The server socket has failed to bind to [::]:55733 (errno: 98 - Address already in use). 
The server socket has failed to bind to (errno: 98 - Address already in use).

Port 55733 is listened by training processes before so it will crash.

But I want to know, why port will be bind repeatedly when multiprocessing_context is spawn?

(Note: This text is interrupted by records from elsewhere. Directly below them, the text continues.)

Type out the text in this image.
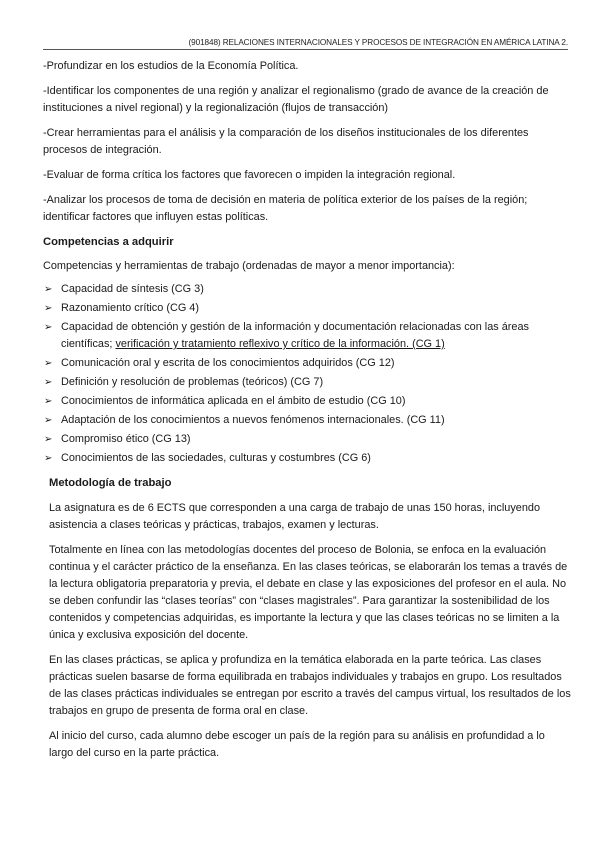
(901848) RELACIONES INTERNACIONALES Y PROCESOS DE INTEGRACIÓN EN AMÉRICA LATINA 2.

-Profundizar en los estudios de la Economía Política.

-Identificar los componentes de una región y analizar el regionalismo (grado de avance de la creación de instituciones a nivel regional) y la regionalización (flujos de transacción)

-Crear herramientas para el análisis y la comparación de los diseños institucionales de los diferentes procesos de integración.

-Evaluar de forma crítica los factores que favorecen o impiden la integración regional.

-Analizar los procesos de toma de decisión en materia de política exterior de los países de la región; identificar factores que influyen estas políticas.

Competencias a adquirir

Competencias y herramientas de trabajo (ordenadas de mayor a menor importancia):

➢ Capacidad de síntesis (CG 3)
➢ Razonamiento crítico (CG 4)
➢ Capacidad de obtención y gestión de la información y documentación relacionadas con las áreas científicas; verificación y tratamiento reflexivo y crítico de la información. (CG 1)
➢ Comunicación oral y escrita de los conocimientos adquiridos (CG 12)
➢ Definición y resolución de problemas (teóricos) (CG 7)
➢ Conocimientos de informática aplicada en el ámbito de estudio (CG 10)
➢ Adaptación de los conocimientos a nuevos fenómenos internacionales. (CG 11)
➢ Compromiso ético (CG 13)
➢ Conocimientos de las sociedades, culturas y costumbres (CG 6)
Metodología de trabajo

La asignatura es de 6 ECTS que corresponden a una carga de trabajo de unas 150 horas, incluyendo asistencia a clases teóricas y prácticas, trabajos, examen y lecturas.

Totalmente en línea con las metodologías docentes del proceso de Bolonia, se enfoca en la evaluación continua y el carácter práctico de la enseñanza. En las clases teóricas, se elaborarán los temas a través de la lectura obligatoria preparatoria y previa, el debate en clase y las exposiciones del profesor en el aula. No se deben confundir las “clases teorías” con “clases magistrales”. Para garantizar la sostenibilidad de los contenidos y competencias adquiridas, es importante la lectura y que las clases teóricas no se limiten a la única y exclusiva exposición del docente.

En las clases prácticas, se aplica y profundiza en la temática elaborada en la parte teórica. Las clases prácticas suelen basarse de forma equilibrada en trabajos individuales y trabajos en grupo. Los resultados de las clases prácticas individuales se entregan por escrito a través del campus virtual, los resultados de los trabajos en grupo de presenta de forma oral en clase.

Al inicio del curso, cada alumno debe escoger un país de la región para su análisis en profundidad a lo largo del curso en la parte práctica.
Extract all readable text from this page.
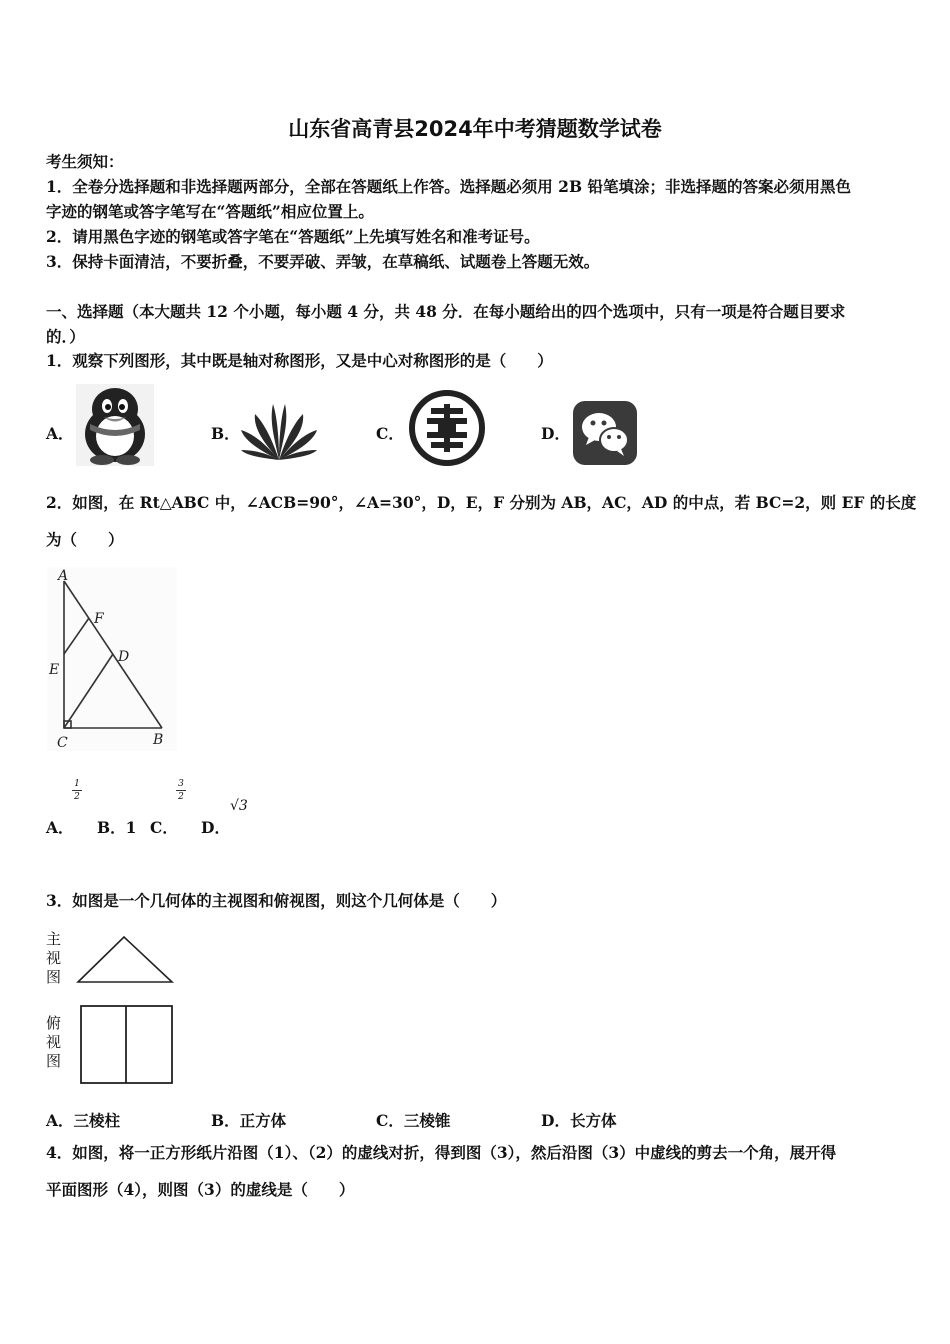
山东省高青县2024年中考猜题数学试卷
考生须知：
1．全卷分选择题和非选择题两部分，全部在答题纸上作答。选择题必须用 2B 铅笔填涂；非选择题的答案必须用黑色
字迹的钢笔或答字笔写在“答题纸”相应位置上。
2．请用黑色字迹的钢笔或答字笔在“答题纸”上先填写姓名和准考证号。
3．保持卡面清洁，不要折叠，不要弄破、弄皱，在草稿纸、试题卷上答题无效。
一、选择题（本大题共 12 个小题，每小题 4 分，共 48 分．在每小题给出的四个选项中，只有一项是符合题目要求
的．）
1．观察下列图形，其中既是轴对称图形，又是中心对称图形的是（　　）
A．	B．	C．	D．
2．如图，在 Rt△ABC 中，∠ACB=90°，∠A=30°，D，E，F 分别为 AB，AC，AD 的中点，若 BC=2，则 EF 的长度
为（　　）
A
F
D
E
C	B
1
2
3
2
√3
A． B．1 C． D．
3．如图是一个几何体的主视图和俯视图，则这个几何体是（　　）
主
视
图
俯
视
图
A．三棱柱	B．正方体	C．三棱锥	D．长方体
4．如图，将一正方形纸片沿图（1）、（2）的虚线对折，得到图（3），然后沿图（3）中虚线的剪去一个角，展开得
平面图形（4），则图（3）的虚线是（　　）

My version of Pytorch is 2.2.2 and fabric’s version is 2.4.0.

Hope for your reply.

I’m not familiar with lightning fabric (maybe ask the lightning folks in their forum), but you would see that “Address already in use” during the bootstrap phase if two or more processes are trying to create a server store during initialization. Maybe lightning is already creating a store to rendevouz on and then the dataloader conflicts with that. If the dataloader has num_workers=0 set, does that still error?

Is the “spawn” argument actually related? Does it work if you remove it?